El gobierno mexicano anunció la detención de Ramón Ángel Álvarez Ayala, apodado "R1", en un operativo realizado por fuerzas de seguridad y del Ejército en la colonia Los Naranjos, Atotonilco el Alto, Jalisco. Esta operación se llevó a cabo tras la identificación de Álvarez como el autor intelectual del asesinato de Carlos Manzo Rodríguez, un exalcalde de Uruapan.
Durante el operativo, los funcionarios de seguridad enfrentaron resistencia por parte de hombres armados que formaban parte del círculo de seguridad de Álvarez. Como resultado del enfrentamiento, uno de los atacantes fue abatido, y se llevó a cabo la detención de Álvarez junto a otro individuo conocido como "El Chuy". Además de las detenciones, se incautaron diversas armas y vehículos, marcando un avance significativo en la lucha contra la criminalidad en la región.
Omar García Harfuch, secretario de Seguridad y Protección Ciudadana de México, ofreció detalles sobre la captura, subrayando el trabajo de inteligencia que permitió rastrear la estructura y operatividad de la organización criminal liderada por Álvarez. Este trabajo incluyó la identificación de domicilios utilizados por los miembros de la banda y una serie de investigaciones previas sobre robos y ataques violentos que habían dejado su huella en la zona metropolitana de Guadalajara.

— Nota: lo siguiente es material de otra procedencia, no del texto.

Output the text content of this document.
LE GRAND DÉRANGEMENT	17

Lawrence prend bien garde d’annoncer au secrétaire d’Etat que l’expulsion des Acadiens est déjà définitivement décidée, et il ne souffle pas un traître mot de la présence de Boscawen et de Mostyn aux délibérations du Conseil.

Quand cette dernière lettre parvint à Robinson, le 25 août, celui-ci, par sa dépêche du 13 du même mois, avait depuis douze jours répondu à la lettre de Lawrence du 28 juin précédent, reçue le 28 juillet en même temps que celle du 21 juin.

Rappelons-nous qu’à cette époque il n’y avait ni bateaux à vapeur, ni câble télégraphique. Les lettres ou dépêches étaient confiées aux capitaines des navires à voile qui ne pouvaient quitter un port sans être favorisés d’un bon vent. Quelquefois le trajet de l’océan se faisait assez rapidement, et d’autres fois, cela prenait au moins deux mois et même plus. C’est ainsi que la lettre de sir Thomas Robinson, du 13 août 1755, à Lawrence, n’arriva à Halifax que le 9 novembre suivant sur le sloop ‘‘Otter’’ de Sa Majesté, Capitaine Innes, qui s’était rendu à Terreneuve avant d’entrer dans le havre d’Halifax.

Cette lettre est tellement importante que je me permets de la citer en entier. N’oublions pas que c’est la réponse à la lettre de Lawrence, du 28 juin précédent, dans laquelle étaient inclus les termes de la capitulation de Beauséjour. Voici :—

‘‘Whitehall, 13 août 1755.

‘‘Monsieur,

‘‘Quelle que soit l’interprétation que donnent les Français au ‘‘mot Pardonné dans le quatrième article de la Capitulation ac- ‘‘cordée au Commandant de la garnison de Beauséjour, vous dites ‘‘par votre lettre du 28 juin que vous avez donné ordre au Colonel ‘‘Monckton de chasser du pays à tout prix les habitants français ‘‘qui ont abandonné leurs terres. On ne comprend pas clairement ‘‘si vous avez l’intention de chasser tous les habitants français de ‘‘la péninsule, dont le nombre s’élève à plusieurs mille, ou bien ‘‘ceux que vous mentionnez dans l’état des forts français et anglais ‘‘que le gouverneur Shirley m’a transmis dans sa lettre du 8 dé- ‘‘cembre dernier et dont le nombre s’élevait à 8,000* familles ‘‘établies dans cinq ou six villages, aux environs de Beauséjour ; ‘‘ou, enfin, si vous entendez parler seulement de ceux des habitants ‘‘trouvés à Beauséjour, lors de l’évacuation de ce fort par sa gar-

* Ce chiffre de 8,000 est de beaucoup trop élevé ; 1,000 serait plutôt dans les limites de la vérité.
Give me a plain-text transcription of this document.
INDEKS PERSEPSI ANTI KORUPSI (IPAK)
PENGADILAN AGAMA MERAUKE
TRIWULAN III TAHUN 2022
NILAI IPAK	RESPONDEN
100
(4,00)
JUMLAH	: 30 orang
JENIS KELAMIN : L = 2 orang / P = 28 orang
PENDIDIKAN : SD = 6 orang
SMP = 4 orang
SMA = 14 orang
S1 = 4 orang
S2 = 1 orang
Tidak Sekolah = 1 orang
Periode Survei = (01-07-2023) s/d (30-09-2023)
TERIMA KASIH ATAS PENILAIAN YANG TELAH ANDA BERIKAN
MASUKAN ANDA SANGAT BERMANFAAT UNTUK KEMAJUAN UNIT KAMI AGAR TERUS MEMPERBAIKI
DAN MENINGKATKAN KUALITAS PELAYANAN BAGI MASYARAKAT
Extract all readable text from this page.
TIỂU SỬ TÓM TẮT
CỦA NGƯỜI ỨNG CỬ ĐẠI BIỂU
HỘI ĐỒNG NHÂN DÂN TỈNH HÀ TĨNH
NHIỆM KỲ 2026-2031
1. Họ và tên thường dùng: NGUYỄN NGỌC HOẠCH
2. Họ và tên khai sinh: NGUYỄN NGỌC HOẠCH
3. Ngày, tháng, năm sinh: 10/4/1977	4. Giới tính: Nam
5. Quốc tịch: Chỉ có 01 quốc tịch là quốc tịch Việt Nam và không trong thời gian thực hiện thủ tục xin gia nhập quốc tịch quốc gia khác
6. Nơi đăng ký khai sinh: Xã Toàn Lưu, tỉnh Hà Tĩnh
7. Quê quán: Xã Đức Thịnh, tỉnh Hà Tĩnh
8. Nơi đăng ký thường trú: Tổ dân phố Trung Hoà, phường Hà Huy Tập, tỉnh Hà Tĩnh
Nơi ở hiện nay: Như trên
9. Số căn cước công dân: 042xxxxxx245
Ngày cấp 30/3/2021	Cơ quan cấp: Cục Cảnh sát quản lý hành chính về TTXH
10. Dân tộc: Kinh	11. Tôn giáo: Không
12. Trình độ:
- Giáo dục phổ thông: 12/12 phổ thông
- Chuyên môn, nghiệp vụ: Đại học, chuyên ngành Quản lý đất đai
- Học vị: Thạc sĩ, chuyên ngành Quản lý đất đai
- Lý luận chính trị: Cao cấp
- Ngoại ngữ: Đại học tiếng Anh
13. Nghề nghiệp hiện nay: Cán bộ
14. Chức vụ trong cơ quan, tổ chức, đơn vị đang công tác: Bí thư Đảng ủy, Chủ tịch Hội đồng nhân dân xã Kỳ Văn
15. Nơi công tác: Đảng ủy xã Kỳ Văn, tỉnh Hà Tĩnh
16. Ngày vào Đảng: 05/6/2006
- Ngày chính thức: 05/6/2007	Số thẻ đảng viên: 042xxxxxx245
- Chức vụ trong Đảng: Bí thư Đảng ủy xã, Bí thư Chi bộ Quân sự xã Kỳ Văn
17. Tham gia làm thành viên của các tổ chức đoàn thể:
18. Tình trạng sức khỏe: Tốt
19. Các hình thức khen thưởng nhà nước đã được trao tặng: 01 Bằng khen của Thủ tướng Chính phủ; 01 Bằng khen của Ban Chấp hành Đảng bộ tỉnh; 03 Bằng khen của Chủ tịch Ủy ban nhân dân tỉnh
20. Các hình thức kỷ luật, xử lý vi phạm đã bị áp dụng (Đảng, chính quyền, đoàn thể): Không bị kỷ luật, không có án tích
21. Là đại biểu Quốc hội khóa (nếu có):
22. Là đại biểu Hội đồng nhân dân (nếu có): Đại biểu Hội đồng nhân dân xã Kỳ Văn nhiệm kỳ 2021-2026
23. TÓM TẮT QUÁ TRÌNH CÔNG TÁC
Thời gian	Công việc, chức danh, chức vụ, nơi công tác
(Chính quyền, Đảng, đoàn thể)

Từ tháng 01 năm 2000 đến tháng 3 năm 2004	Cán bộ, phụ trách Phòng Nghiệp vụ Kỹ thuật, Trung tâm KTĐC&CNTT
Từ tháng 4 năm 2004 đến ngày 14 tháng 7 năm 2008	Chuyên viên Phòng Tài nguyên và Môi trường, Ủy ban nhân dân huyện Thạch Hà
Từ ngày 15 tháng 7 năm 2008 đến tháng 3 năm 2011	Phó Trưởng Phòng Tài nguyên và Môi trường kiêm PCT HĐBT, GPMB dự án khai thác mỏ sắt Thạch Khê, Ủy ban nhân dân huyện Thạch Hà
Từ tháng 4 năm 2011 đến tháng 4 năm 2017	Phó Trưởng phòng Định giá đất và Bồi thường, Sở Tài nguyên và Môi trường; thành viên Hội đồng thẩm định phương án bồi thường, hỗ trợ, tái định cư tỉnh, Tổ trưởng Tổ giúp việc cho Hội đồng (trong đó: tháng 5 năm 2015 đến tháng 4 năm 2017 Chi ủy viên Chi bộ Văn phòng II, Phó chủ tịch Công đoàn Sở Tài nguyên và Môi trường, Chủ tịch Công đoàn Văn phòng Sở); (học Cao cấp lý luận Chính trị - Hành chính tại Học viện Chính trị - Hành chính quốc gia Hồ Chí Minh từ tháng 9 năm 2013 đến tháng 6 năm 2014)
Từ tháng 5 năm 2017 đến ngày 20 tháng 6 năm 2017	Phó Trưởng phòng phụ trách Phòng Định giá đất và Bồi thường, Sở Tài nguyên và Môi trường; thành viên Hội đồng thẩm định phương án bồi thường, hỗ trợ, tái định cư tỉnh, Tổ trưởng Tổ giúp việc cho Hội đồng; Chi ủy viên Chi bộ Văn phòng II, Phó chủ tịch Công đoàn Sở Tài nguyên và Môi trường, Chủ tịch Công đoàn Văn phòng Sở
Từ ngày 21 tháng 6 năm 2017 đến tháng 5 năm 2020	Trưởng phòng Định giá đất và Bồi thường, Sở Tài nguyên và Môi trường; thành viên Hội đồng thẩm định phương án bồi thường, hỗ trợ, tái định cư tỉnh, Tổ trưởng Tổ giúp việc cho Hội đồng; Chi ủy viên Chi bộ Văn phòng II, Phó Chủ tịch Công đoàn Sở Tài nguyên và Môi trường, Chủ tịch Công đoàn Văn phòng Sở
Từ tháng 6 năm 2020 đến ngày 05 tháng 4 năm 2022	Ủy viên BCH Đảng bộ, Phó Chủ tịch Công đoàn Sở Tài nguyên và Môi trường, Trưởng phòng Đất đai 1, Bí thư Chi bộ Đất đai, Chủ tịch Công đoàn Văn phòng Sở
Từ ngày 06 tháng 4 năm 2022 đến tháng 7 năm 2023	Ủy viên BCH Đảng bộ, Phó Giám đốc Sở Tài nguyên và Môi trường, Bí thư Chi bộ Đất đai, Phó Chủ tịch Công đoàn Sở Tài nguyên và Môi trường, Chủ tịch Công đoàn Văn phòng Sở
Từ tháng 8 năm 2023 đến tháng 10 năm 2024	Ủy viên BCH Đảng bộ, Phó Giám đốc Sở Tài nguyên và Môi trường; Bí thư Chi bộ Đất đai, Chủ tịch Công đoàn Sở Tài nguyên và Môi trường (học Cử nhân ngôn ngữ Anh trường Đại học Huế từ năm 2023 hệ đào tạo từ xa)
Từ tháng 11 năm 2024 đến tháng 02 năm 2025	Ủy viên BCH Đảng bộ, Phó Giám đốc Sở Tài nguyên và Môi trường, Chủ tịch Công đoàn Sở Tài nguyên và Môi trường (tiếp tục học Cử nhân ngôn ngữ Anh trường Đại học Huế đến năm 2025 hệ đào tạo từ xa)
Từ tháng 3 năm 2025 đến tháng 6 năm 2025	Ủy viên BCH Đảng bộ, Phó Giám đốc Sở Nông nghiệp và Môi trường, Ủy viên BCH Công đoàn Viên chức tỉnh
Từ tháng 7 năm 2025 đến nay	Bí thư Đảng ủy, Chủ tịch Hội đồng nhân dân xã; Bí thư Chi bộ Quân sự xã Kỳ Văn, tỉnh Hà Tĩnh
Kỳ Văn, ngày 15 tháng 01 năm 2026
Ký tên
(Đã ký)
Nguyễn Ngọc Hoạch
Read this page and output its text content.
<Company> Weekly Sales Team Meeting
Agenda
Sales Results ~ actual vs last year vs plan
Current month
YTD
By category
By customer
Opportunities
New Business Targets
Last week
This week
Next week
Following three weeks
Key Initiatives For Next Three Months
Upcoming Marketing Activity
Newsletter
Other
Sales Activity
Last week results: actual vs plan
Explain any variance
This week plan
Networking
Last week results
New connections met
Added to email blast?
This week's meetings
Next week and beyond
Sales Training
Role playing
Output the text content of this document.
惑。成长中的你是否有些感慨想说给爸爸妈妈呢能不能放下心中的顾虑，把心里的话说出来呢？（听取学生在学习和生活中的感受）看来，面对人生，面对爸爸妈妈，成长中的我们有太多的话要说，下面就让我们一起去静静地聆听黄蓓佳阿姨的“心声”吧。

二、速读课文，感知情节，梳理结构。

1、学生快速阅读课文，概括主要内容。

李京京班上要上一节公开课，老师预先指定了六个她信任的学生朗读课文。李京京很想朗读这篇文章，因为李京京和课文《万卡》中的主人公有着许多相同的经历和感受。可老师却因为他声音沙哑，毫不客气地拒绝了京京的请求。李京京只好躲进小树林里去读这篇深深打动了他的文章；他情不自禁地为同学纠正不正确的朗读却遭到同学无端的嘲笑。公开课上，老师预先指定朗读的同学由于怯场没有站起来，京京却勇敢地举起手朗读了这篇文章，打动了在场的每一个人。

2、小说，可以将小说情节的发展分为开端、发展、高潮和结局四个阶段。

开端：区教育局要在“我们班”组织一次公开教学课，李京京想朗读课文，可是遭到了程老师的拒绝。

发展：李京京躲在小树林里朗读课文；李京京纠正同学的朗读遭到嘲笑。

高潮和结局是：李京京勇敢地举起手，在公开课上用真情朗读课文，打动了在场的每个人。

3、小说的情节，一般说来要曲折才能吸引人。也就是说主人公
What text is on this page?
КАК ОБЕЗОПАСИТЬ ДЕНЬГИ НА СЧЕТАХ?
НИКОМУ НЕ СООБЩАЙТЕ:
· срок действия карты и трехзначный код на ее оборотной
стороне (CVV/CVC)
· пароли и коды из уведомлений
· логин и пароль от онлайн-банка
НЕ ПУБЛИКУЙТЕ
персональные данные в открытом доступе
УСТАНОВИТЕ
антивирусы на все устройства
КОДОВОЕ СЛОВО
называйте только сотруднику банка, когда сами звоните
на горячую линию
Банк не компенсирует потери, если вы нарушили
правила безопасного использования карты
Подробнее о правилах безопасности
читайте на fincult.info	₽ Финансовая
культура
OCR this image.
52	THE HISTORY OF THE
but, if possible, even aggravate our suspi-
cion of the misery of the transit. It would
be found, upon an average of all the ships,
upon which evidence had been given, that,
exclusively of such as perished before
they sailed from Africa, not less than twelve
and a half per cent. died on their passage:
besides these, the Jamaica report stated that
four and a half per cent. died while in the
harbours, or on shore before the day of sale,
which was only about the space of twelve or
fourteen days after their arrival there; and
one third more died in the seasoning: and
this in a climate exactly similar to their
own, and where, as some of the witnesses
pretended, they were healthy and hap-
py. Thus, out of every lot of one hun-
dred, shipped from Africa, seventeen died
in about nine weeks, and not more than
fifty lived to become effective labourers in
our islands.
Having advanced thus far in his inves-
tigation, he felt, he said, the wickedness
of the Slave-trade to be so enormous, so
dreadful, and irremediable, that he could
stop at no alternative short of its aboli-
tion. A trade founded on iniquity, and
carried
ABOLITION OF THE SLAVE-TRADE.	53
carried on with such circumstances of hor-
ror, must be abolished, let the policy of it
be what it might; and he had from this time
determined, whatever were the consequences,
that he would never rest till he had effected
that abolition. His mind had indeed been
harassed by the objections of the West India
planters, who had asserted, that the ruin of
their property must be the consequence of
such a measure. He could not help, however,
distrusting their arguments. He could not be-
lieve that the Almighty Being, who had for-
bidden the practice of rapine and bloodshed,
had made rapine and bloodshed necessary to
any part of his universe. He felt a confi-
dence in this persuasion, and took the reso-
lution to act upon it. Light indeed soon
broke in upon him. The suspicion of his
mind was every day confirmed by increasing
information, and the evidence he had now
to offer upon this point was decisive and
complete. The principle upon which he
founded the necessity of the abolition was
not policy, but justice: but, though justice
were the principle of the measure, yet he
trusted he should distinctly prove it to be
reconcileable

Álvarez, quien contaba con antecedentes de involucramiento en delincuencia organizada, fue señalado como uno de los responsables de actos violentos en la región, incluyendo una jornada de violencia en 2012 en la que varios vehículos de transporte público fueron incendiados como respuesta a un operativo militar. Esto ilustra la gravedad de las operaciones criminales orquestadas por su grupo.
A nivel regional, la detención de R1 resalta el esfuerzo continuo de las autoridades mexicanas por desarticular células criminales que operan de manera violenta y agresiva en diversas comunidades. Este tipo de operativos es crucial para mitigar la impunidad y fortalecer la seguridad en el país, en un contexto donde el crimen organizado ha crecido en influencia.
La captura de R1 es vista como un paso importante para debilitar la capacidad operacional de su grupo criminal, lo que podría llevar a una reducción de la violencia en la zona y contribuir a la reconstrucción del tejido social afectado por años de criminalidad en el estado de Jalisco.
A medida que continúan las investigaciones, se espera que los organismos de seguridad redoblen sus esfuerzos para seguir con la lucha contra el crimen organizado, haciendo especial hincapié en la colaboración entre distintas fuerzas de seguridad y la comunidad, que son esenciales para enfrentar estos desafíos.